An integrated circuit comprises electrical components such as transistors formed on a substrate, the electrical components connected by conductive paths called interconnects. The integrated circuit is typically covered with a protective overcoat layer to protect the circuit from moisture and mechanical damage. In certain applications, such as for high current, MOSFETs, a thick conductive layer may be used to form a low-resistance path over the protective overcoat through which to conduct high current that cannot be accommodated at lower interconnect levels.
When certain materials are used for the top conductor, for example copper, the top conductor may have significant residual stress at room temperature due to the nature of processing of the layer. Certain metallic thin films typically have a high tensile stress at room temperature because they have been annealed at a higher temperature, at which the zero thermal stress point is set. When the wafer cools, the stress in the top conductor becomes tensile due to the metal's greater coefficient of thermal expansion than the substrate, which is typically silicon. When significant areas of uninterrupted top conductor material remain after patterning the level, the accumulated stress of these areas can induce significant deformation of the wafer, causing it to curve in such a way that subsequent processing tools may not be able to properly handle the wafer. Moreover, the presence of the stress makes the wafer more prone to breakage in later steps, especially when the wafer is thinned prior to sawing for packaging. These problems have the effect of causing wafer loss and increased cycle time, which are economically undesirable in an industry for which the profit margin on commodity products is typically small.

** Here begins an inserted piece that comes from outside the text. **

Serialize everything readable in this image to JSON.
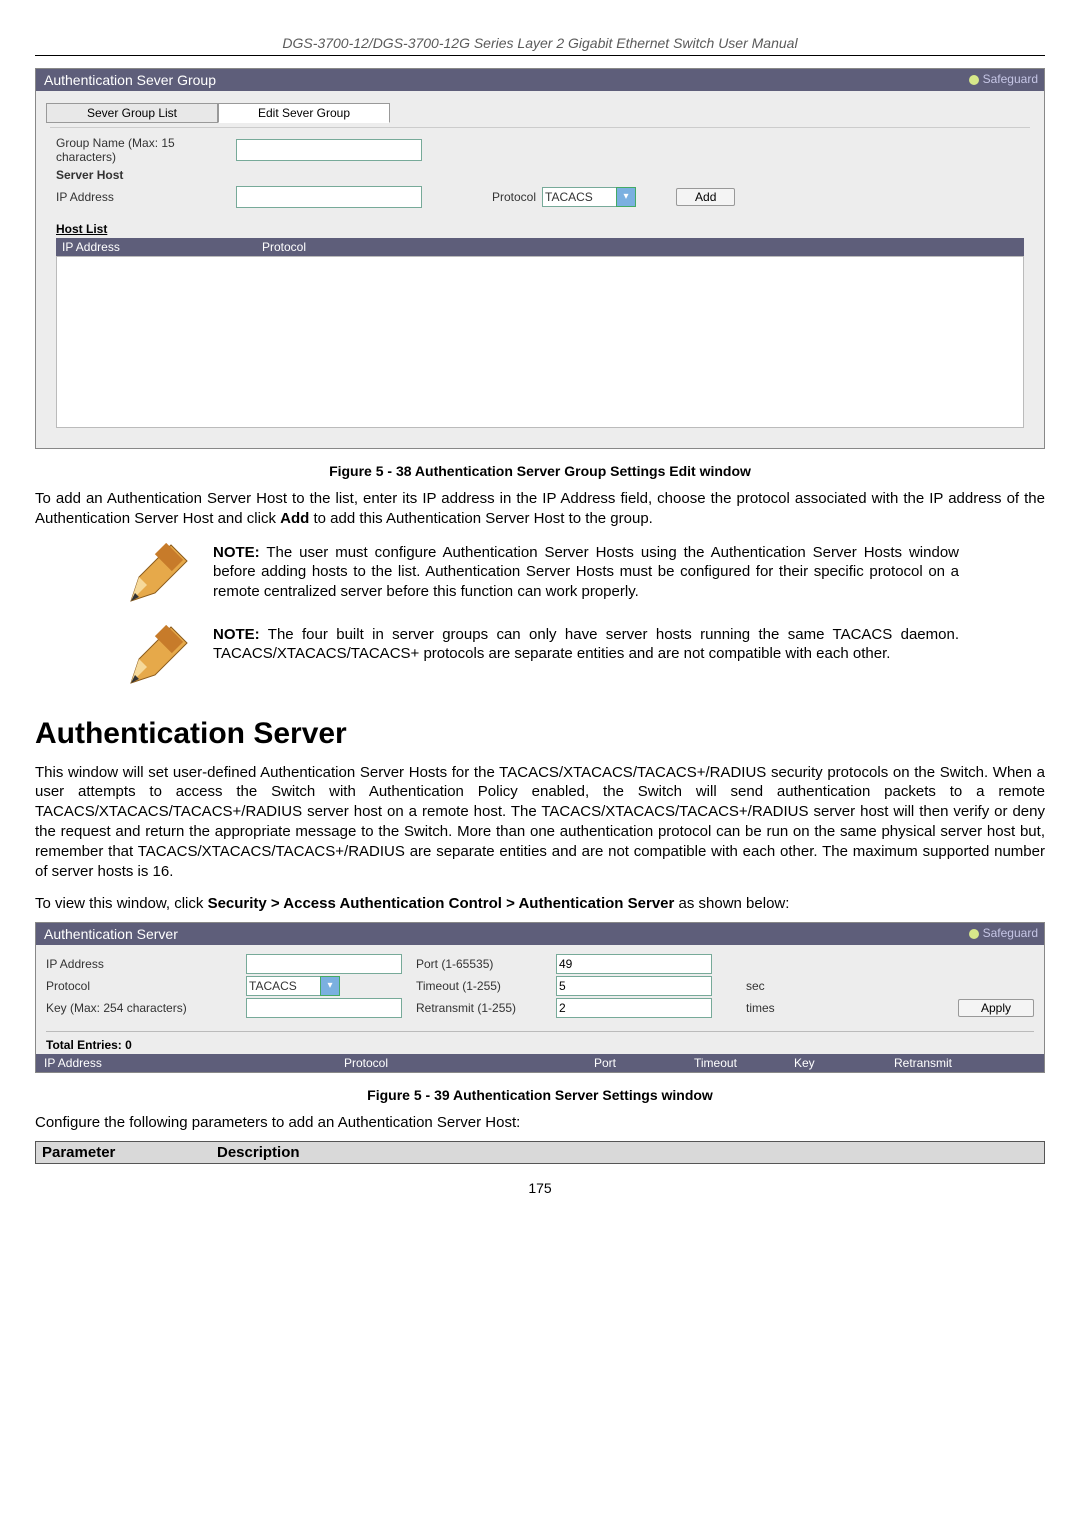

Turning to FIG. 1, illustrated is a top view of a semiconductor device 100 that might experience the tensile stress issues previously discussed. The semiconductor device 100 of FIG. 1 includes bond pads 110 and low-resistance interconnects 120. FIG. 1 illustrates the extent of coverage by the top metallization, e.g., the combination of bond pads 110 and low-resistance interconnects 120. As illustrated, this is a significant fraction of the total area of the product. While FIG. 1 illustrates a device with about 60% coverage, future devices are anticipated to utilize 80% or more coverage by the top metallization. Bond pads 110 typically have an edge length of about 60-90 μm, while the low-resistance interconnects 120 may span almost the entire length of a device die, which may be hundreds to thousands of microns.
While any tensile layer will exert a force on the substrate upon which it is fabricated, the amount of transmitted force increases both with greater degree of coverage and with longer uninterrupted expanses of the layer. Thus, for example, the bond pads 110 will transmit less force to the substrate than will the larger low-resistance interconnects 120.
Turning now to FIGS. 2A, illustrated is a top view of a wafer 200 experiencing bowing as a result of the aforementioned tensile stress. The wafer 200 illustrated in FIG. 2A contains a plurality of semiconductor devices 100, such as those illustrated in FIG. 1. As further shown, the wafer 200 is experiencing stress vectors 210, which may represent the net force transmitted to the wafer by the combined effect of the top metallization of the individual die, for example including the bond pads 110 and the low-resistance interconnects 120.
Turning now to FIG. 2B, illustrated is a side view of the wafer 200 illustrated in FIG. 2A. FIG. 2B further illustrates the curvature induced on wafer 200 by stress vectors 210. The curvature illustrated can result in a vertical displacement of the edge of the wafer 200, relative to the center, of 300 μm for a full thickness 200 mm wafer. This displacement is sufficient to cause unreliable wafer handling in some fabrication tools. After the wafer 200 is thinned prior to separating the semiconductor devices 100, edge displacement typically increases, and can exceed 3-5 mm. This obviously increases the severity of manufacturing issues and may threaten the structural integrity of the wafer 200.
Certain stress reduction methods to reduce the effects of the tensile stress are well known. One such method involves removing portions of the low-resistance interconnects 120 to reduce the extent of uninterrupted metal. While such a method will reduce the stress and the resulting wafer bow, the method is undesirable in high-current applications because it reduces the conductive cross-section of the interconnect, increasing resistance and power dissipation.
Consequently, what is needed in the art is a new method for manufacturing metallization schemes that does not experience the aforementioned drawbacks of the prior art.